The Hawaii Medical Service Association posted a $15.9 million profit in the second quarter largely on the strength of its investment gains.
The bottom line of the state’s largest health insurer, however, dropped from $21.8 million in the year-earlier period.
“If you ignore our investment earnings, you’ll see that we would have come very close to breaking even this quarter,” Steve Van Ribbink, HMSA’s chief financial and services officer and treasurer, said Friday in a press release. “Since we’re a nonprofit, breaking even is our goal.

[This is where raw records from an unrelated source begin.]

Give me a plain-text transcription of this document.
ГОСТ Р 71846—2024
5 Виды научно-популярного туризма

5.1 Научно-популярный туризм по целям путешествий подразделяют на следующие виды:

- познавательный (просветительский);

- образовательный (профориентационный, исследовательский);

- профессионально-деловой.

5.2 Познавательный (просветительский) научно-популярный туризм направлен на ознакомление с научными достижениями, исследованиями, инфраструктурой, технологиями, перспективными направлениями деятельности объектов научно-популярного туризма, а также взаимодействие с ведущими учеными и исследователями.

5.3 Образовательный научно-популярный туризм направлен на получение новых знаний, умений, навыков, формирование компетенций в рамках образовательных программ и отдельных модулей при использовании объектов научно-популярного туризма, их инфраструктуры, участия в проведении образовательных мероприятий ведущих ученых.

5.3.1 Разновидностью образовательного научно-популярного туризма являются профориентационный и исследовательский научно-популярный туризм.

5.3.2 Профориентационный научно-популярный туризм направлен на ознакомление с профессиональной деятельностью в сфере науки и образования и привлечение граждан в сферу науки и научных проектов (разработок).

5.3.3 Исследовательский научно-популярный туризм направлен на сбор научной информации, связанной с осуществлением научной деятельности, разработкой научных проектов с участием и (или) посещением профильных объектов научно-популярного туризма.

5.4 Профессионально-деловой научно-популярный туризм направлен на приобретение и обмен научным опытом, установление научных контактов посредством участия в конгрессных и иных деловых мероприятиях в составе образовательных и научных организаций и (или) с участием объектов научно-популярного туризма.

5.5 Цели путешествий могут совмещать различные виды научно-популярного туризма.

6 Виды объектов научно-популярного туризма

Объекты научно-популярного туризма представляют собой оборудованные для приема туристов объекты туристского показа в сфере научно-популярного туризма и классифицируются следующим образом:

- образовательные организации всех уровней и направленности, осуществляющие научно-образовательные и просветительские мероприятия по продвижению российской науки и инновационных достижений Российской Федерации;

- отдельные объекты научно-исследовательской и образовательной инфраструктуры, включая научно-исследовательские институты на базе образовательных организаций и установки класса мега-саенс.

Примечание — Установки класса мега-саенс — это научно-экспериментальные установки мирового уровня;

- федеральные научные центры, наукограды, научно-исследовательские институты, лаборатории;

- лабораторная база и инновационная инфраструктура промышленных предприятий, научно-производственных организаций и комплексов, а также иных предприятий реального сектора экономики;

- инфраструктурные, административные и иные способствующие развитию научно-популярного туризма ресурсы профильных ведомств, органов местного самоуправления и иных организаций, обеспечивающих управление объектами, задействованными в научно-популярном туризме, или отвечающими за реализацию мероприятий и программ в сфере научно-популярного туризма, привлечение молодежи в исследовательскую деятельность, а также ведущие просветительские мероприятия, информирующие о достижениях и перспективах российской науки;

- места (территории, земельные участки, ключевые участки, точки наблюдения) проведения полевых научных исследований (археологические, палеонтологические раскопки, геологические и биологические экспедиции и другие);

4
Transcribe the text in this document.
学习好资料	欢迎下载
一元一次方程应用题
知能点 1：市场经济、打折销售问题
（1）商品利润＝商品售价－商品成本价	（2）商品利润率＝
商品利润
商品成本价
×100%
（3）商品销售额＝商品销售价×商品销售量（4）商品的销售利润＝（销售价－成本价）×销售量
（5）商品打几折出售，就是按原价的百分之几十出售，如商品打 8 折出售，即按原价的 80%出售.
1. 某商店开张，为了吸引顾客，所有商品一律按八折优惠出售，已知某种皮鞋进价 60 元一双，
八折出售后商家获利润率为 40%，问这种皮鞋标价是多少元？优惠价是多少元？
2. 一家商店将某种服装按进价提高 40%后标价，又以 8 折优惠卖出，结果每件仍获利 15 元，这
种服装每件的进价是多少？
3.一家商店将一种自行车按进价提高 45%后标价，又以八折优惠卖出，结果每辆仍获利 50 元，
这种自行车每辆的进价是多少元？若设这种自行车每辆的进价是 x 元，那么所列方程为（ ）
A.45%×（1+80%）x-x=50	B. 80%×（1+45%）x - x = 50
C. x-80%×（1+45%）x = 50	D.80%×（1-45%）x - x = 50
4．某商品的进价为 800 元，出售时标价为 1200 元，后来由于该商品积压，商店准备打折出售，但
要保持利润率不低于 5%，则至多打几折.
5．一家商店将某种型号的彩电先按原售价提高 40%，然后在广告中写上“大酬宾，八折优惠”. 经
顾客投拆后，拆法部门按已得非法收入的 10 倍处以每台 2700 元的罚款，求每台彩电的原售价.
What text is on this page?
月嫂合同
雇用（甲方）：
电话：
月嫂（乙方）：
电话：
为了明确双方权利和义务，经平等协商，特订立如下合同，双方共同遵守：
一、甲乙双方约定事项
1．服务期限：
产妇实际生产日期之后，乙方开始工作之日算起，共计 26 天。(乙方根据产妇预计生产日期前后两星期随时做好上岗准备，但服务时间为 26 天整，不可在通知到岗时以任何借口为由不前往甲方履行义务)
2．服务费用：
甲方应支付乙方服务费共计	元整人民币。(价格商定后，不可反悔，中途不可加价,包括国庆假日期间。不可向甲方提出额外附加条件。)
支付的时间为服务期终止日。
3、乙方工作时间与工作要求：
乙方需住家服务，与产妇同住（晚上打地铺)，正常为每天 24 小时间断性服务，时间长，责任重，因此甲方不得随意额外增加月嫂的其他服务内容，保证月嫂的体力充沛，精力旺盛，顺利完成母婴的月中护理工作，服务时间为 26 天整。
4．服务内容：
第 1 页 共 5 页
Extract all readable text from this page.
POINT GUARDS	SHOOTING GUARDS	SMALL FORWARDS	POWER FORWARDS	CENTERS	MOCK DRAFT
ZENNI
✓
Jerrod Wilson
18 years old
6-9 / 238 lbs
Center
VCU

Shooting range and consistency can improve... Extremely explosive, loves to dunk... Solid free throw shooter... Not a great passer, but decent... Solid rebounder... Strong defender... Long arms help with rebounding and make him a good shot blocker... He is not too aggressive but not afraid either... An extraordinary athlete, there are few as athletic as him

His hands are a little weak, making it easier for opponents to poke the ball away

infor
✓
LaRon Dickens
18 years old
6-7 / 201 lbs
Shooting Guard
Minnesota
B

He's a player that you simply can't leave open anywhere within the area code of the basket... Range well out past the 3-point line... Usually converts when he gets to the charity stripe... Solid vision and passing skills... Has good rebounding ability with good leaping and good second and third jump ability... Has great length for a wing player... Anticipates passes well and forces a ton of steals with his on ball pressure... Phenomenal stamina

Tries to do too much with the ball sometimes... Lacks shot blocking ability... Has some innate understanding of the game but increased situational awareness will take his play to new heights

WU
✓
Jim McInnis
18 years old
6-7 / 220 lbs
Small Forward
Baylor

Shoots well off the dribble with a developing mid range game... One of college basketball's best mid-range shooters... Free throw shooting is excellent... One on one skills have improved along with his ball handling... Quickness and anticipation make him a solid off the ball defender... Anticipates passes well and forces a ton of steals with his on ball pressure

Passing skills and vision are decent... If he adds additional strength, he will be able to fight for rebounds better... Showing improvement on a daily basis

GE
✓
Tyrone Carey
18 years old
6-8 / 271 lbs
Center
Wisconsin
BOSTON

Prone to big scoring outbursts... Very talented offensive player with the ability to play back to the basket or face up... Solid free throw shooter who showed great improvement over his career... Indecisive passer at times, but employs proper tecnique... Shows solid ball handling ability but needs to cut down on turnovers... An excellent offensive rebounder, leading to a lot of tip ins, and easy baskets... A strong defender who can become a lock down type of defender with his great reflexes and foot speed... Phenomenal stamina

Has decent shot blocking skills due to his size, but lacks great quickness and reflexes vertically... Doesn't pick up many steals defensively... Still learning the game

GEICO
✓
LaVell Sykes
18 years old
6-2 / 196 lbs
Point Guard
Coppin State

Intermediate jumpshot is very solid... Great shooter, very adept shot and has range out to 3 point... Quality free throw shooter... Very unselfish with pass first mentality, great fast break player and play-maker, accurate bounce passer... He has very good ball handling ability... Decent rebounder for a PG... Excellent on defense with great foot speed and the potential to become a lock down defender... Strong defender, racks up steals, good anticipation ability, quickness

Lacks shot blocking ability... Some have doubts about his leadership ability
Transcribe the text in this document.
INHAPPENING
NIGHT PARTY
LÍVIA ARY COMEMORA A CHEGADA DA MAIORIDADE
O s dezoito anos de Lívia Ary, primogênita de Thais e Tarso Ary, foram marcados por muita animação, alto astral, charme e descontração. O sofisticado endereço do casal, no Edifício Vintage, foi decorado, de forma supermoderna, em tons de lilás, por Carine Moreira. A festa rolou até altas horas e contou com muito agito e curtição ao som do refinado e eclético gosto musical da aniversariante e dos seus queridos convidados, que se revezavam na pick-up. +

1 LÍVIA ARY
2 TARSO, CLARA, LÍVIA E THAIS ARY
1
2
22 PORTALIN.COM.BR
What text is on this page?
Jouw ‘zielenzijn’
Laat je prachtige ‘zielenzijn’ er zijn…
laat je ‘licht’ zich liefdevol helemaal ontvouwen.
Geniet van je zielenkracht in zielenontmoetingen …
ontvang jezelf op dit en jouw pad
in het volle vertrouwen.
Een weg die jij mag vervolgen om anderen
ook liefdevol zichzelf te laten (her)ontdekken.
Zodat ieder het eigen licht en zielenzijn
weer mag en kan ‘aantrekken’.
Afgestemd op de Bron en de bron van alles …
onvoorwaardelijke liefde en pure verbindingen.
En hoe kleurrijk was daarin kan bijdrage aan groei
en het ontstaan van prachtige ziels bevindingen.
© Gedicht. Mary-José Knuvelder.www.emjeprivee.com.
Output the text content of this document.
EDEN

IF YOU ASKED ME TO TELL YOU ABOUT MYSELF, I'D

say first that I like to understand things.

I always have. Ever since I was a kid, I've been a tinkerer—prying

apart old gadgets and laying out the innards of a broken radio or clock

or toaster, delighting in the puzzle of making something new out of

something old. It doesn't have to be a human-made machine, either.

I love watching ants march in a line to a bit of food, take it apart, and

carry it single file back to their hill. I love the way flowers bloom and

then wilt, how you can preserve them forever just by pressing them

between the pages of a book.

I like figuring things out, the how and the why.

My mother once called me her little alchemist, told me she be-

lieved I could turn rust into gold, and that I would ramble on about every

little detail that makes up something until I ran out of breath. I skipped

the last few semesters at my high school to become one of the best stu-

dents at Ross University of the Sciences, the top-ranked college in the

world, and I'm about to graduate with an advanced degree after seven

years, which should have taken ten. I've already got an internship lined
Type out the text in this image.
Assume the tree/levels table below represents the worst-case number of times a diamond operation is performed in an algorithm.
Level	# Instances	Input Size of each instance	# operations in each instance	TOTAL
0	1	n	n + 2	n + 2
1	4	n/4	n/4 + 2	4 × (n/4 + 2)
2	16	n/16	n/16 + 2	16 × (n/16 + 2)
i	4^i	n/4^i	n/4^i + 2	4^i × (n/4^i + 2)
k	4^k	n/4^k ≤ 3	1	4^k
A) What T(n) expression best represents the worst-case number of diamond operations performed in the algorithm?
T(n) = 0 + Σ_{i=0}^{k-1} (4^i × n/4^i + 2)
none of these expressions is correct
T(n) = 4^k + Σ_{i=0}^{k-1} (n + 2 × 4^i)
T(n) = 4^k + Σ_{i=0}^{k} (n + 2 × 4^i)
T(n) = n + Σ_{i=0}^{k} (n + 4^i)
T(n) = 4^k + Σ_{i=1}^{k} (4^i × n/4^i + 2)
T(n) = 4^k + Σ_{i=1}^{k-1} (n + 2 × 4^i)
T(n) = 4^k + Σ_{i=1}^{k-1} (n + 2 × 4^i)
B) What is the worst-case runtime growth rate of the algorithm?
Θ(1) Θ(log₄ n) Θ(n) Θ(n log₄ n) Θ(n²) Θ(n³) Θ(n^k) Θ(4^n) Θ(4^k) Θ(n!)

We only want to collect enough from our members to cover their health care benefits, plus the cost of administering those benefits.”
HMSA, which raised rates July 1 by an average 7.6 percent for about 7,400 small-business groups that cover 62,000 members, collected $748.8 million in premiums versus $730.4 million in the year-earlier period and spent $693.9 million on medical benefits compared with $652.3 million in the second quarter of 2014.
The cost to administer benefits rose to $62.7 million — 8.3 percent of revenue — from $54.8 million in the year-ago quarter. The result was an operating loss of $5.4 million compared with a gain of $17 million a year ago. The insurer adjusted its books to reflect a loss of $2.5 million for Affordable Care Act fees and taxes, which were less than anticipated. Investment gains jumped to $16.2 million from $4.8 million a year ago.
“Our employees take pride in delivering outstanding value to our members and the community,” Van Ribbink said, adding that the insurer is investing significantly in well-being programs such as health coaching, workshops and education to reduce chronic diseases as part of HMSA’s long-term vision to improve health care.
“While we can’t control the costs of expensive prescription drugs or treatment options, by working together, we can reduce the need for them,” he said.
HMSA’s membership totaled 726,350 at the end of the quarter, and it had $348 million in reserves, or $479 per member per month.